Smart Farming – Agriculture 4.0 - Part I
On the opportunities of new technology
The fourth industrial revolution is changing the game in the food and agriculture industry: With smart harvesters, self-driving tractors and sensors to provide information on soil conditions and crops, digital agriculture holds immense potential to tackle the global challenges of the coming decades. The challenge for farmers is that of creating an intelligent technology network and using it with a goal-oriented approach.
The deployment of key agricultural technology such as blockchain, drones and the Internet of Things leads to higher yields, lower costs and reduced environmental impact. These tools also enable farmers to cultivate innovative crops and improve their resistance to freak weather conditions and climate change. The use of smart technology will also place agribusiness in a better position to meet consumer expectations and to provide end customers with detailed information regarding each product.
Smart Farming - The Future of Agriculture
In agriculture, the networking of individual systems is known as Smart Farming. At the current stage of development, machines are capable of processing information independently and making autonomous decisions, while the farmer takes on a supervisory role, ready and able to take corrective measures at all times. “Smart farming will shape the future of agriculture and supersede conventional farming methods,” predicts Gerd Bovensiepen, Head of the Retail and Consumer Goods Division at PwC. “In the future, agricultural machinery will operate as mobile data centres, and sensor technology will deliver all the most important data in real time.”
Return on Investment
New technologies that enable digital transformation require substantial investment on the part of companies. To a large extent, traditional agriculture has grown to become a capital-intensive business which still has a considerable amount of optimisation potential to offer. Increased productivity through Smart Farming is imperative: Although the surface area remains unchanged and climate conditions are becoming increasingly demanding, more and more people have to be fed all over the planet - in the year 2050, the global population is expected to be nine billion.

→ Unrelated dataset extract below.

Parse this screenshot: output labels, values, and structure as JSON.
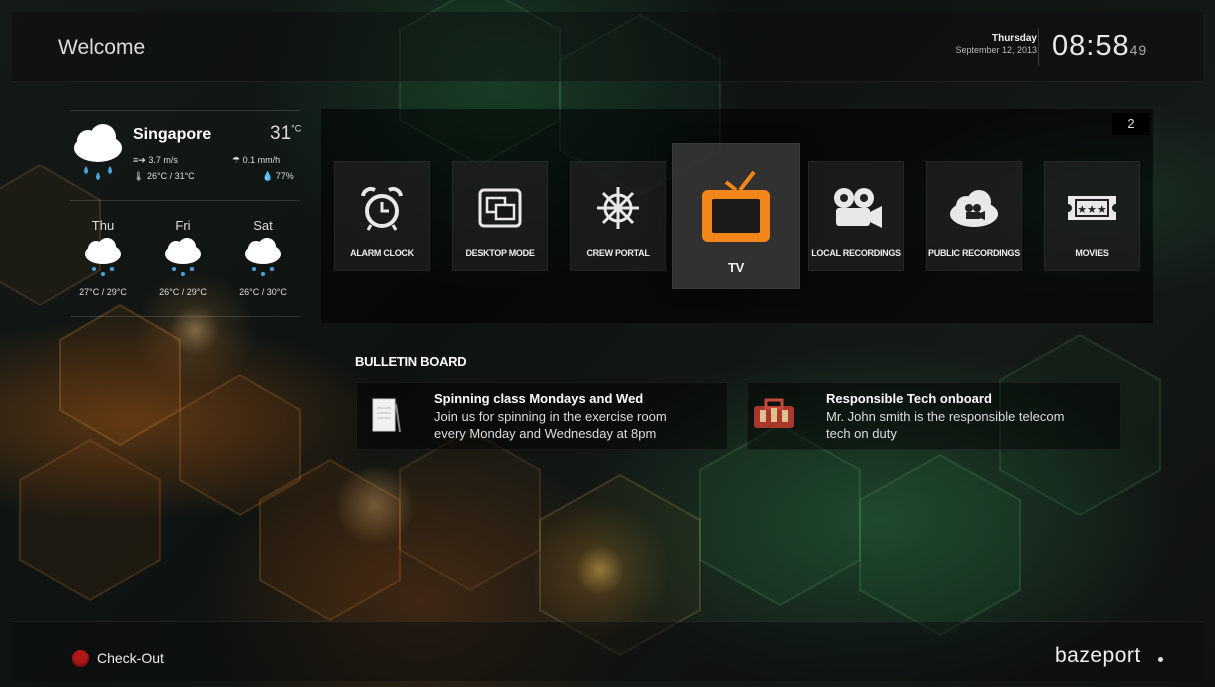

“Precise information about farm land and climate data leads to a more mindful use of resources and higher product quality.”
Gerd Bovensiepen, Head of the Retail and Consumer Goods Division at PwC
Recognising and meeting consumer demand
Consumer purchasing patterns have also undergone a dramatic change in recent years. Today, consumers have online access to a wealth of information on any given product and how it is produced. They have high expectations for food in terms of sustainability and health and are willing to pay a higher price for it. This is particularly true for “quality eaters,” who place high importance on the quality of their diet. If a producer has exhaustive records of all work processes throughout the food chain, he will be in a position to guarantee superior quality control and provide fully traceable information on rearing, freshness, quality and sustainability to the end consumer. To name just two examples, this can be achieved by means of a digital product passport or apps, which the industry already use to some extent.
Opportunities for the future
Precision farming machinery makes food production more resource-efficient and streamlined, and is also of vital importance in meeting global challenges such as growing demand and climate change. The cost of both products and services can be lowered through automation and resource-efficiency. In addition to environmental and economic benefits, smart farming also enhances the quality of life for people working in the agriculture sector: As a good number of tasks can be controlled remotely, farmers will see a change for the better in their working hours.